Not all attempts at entrepreneurship work out, of course. But failures and setbacks go hand-in-hand with entrepreneurship and are an indelible part of the experimentation it demands. It is by trying many things and experiencing dead ends that those in the business world get to discover what works and what ideas gain traction. The prospect of failure induces fear of the unknown, of taking the first step. ADHD in those we spoke to shortcut through this paralysis. The actions and activities it propels need no external justification. They are internally anchored, with their own sense of appropriateness.

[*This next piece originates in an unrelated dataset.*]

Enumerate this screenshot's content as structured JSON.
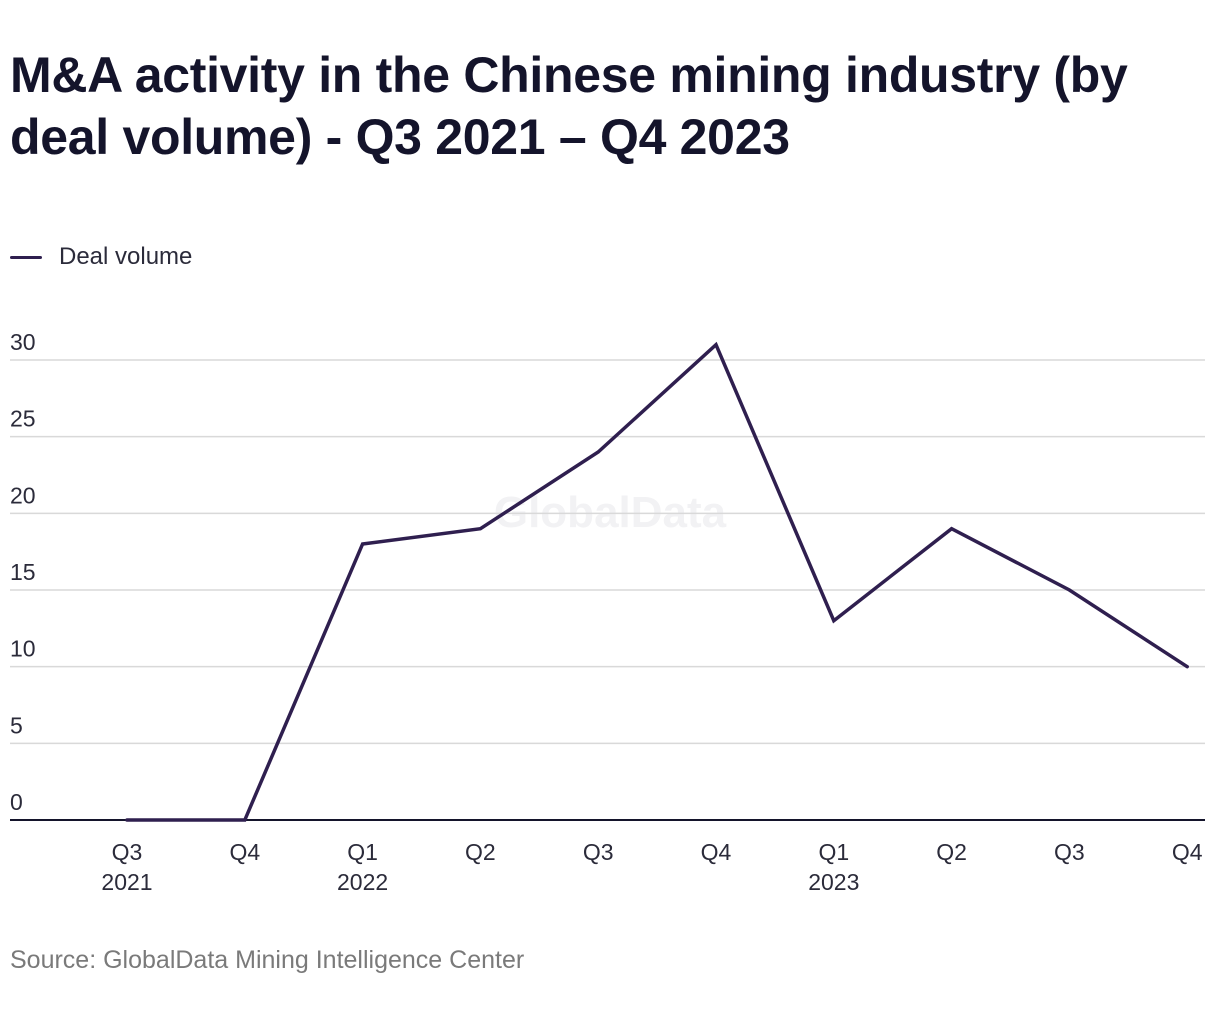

Entrepreneurship research has a strong bias towards positive personal characteristics and positive outcomes. Meanwhile, research on ADHD has tended to focus on its negative consequences. Whether the outcomes of entrepreneurial efforts will be positive or negative cannot be ascertained in advance. But accepting both possibilities is difficult when the rationality of our actions is subject to the judgement of others. ADHD appears to provide useful tools for reducing this fundamental tension. Perhaps in entrepreneurial situations it shouldn’t be called a disorder at all.